The band, which is fronted by songwriter and lead singer Adam Duritz, is a hit-making machine. From the group’s breakout hit “Mr. Jones” to others like “Omaha” and “Mrs. Potter’s Lullaby,” the emotional, heart-on-the-sleeve songwriting from Duritz is unmatched. And for a while in the ’90s, the band was one of the biggest musical groups in the world.
But how did they get there and what the heck is so important about enumerating black-winged birds?
Let’s dive deep into the history of the band and its memorable band name here.
History of the Band
Counting Crows is originally from the Bay Area in California—specifically, San Francisco.
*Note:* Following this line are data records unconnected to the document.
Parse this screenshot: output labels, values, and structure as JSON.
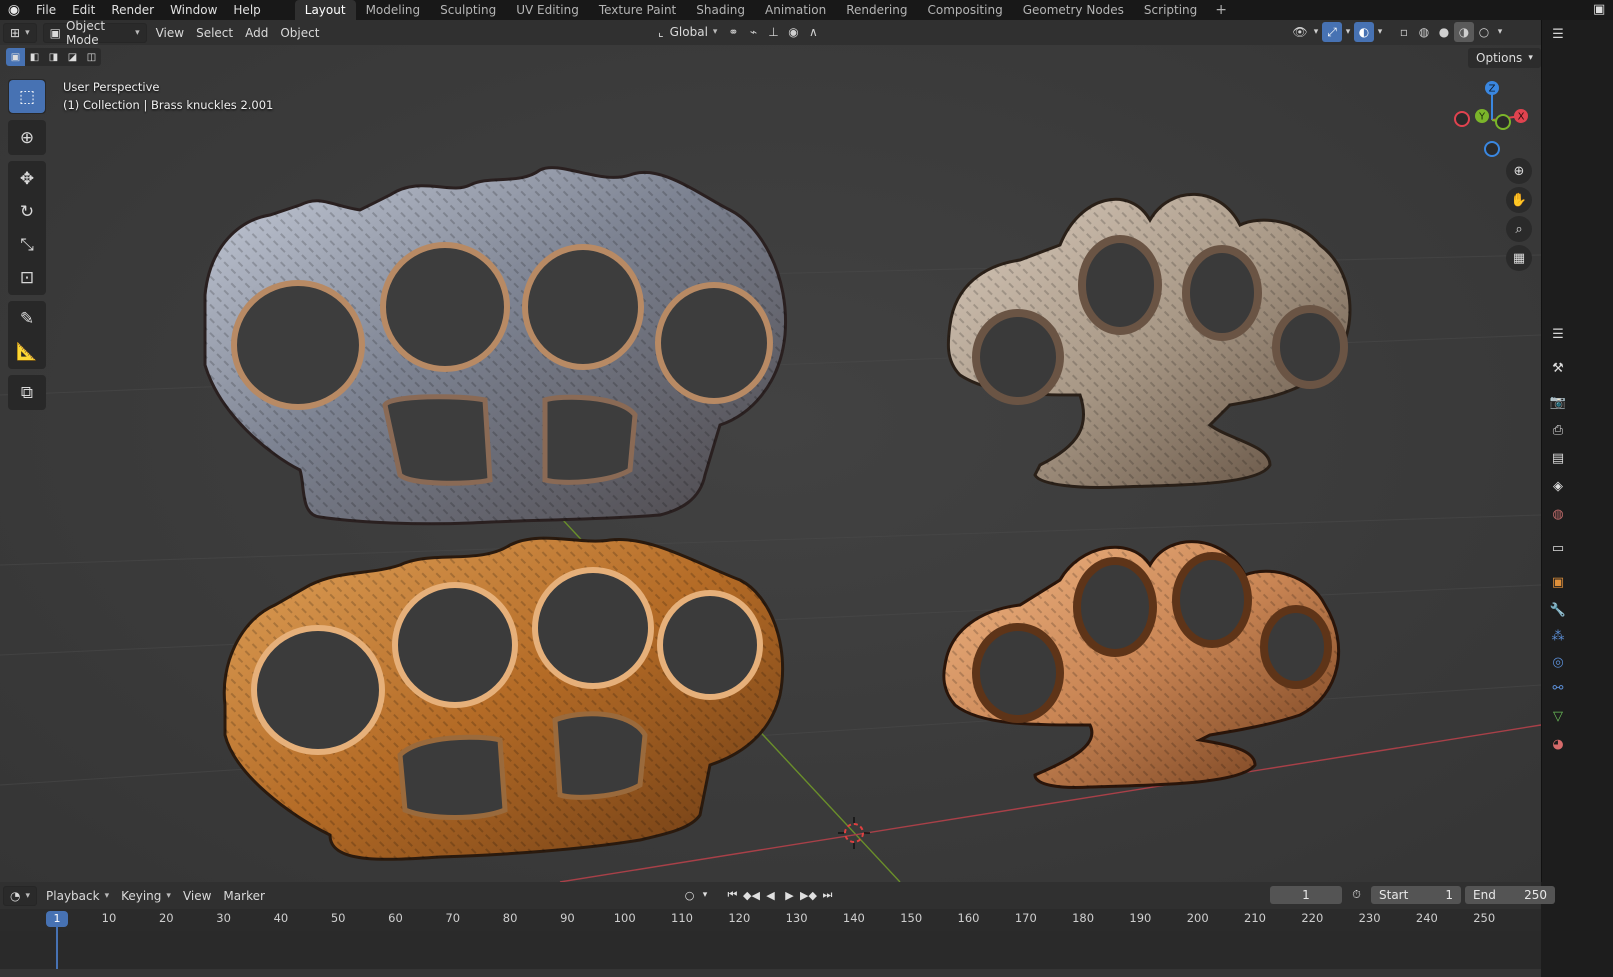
{
  "topbar": {
    "menus": [
      "File",
      "Edit",
      "Render",
      "Window",
      "Help"
    ],
    "workspaces": [
      "Layout",
      "Modeling",
      "Sculpting",
      "UV Editing",
      "Texture Paint",
      "Shading",
      "Animation",
      "Rendering",
      "Compositing",
      "Geometry Nodes",
      "Scripting"
    ],
    "active_workspace": "Layout",
    "add_tab": "+"
  },
  "header": {
    "mode": "Object Mode",
    "menus": [
      "View",
      "Select",
      "Add",
      "Object"
    ],
    "orientation": "Global"
  },
  "subheader": {
    "options_label": "Options"
  },
  "viewport": {
    "perspective_label": "User Perspective",
    "collection_label": "(1) Collection | Brass knuckles 2.001"
  },
  "gizmo": {
    "x": "X",
    "y": "Y",
    "z": "Z"
  },
  "timeline": {
    "menus": [
      "Playback",
      "Keying",
      "View",
      "Marker"
    ],
    "current_frame": "1",
    "start_label": "Start",
    "start_value": "1",
    "end_label": "End",
    "end_value": "250",
    "ruler_labels": [
      "10",
      "20",
      "30",
      "40",
      "50",
      "60",
      "70",
      "80",
      "90",
      "100",
      "110",
      "120",
      "130",
      "140",
      "150",
      "160",
      "170",
      "180",
      "190",
      "200",
      "210",
      "220",
      "230",
      "240",
      "250"
    ],
    "ruler_current": "1"
  },
  "colors": {
    "accent": "#4772b3",
    "axis_x": "#e0434f",
    "axis_y": "#7bb52a",
    "axis_z": "#3a87e0"
  }
}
Formed in 1991, the group includes guitarist David Bryson, drummer Jim Bogios, Duritz, keyboardist Charlie Gillingham, instrumentalist David David Immerglück, bassist Millard Powers, and guitarist Dan Vickrey. Steve Bowman was in the group during its early years and Ben Size and Matt Malley had played in the group for other stints.
The group rose to fame with its debut LP, August and Everything After, which dropped into the world officially in 1993. “Mr. Jones” was on the radio everywhere that year and the album sold more than 7 million copies in the United States.
Counting Crows earned two Grammy nominations in 1994 as a result, including Best Rock Performance by a Duo or Group with Vocal for “Round Here” and Best New Artist.
The band’s sophomore LP, Recovering the Satellites, peaked at No. 1 on the U.S. Billboard 200 chart and hit the same mark in several other countries, as well. And all but one of their next albums earned a Top 10 spot on the Billboard top 200.
Big, Big Hits
Counting Crows have hits. Without even diving deep into their catalog, the band boasts Top 10 songs that would rival just about any other artist or group. With poetic lyrics and catching music, the group is known for tracks like “Round Here,” “Rain King,” “A Long December” and their beloved cover of Joni Mitchell’s song, “Big Yellow Taxi.”
The Bay Area-born band also earned a 2004 Oscar nomination for their song “Accidentally in Love,” which was used in the animated film, Shrek 2, starring Mike Myers. To date, Counting Crows have sold more than 20 million albums and they are known for their rollicking live shows.
But What About the Band’s Name?
The alliterative band name Counting Crows comes from a poem. Given Duritz’ emotive sensibilities, this makes complete sense.
The name stems from “One for Sorrow,” a British divination nursery rhyme about the superstitious counting of magpies, which are birds that are members of the larger crow family.
Duritz heard the rhyme in the movie, Signs of Life, which featured his close friend, actress Mary-Louise Parker, and took to the idea. Later, Duritz used the rhyme in the band’s song, “A Murder of One,” which is on the group’s debut LP.
Below is a modern rendition of the famous, old rhyme:
One for sorrow,
Two for joy,
Three for a girl,
Four for a boy,
Five for silver,
Six for gold,
Seven for a secret,
Never to be told.
Eight for a wish,
Nine for a kiss,
Ten for a bird,
You must not miss.
For those who came of age in the 1990s, it’s likely you have a favorite Counting Crows song or three. It’s likely, too, that some of those tracks appeared on mixtapes (or mix CDs) that you made or were given by a friend or favorite crush.
Truly, the band wrote hits. But they weren’t bubble-gum pop. Not ephemeral tracks that came and went. Indeed, Counting Crows wrote indelible songs that had a message and, more than that, deep emotion behind them.
They’re a band—like their name, itself—not to be forgotten.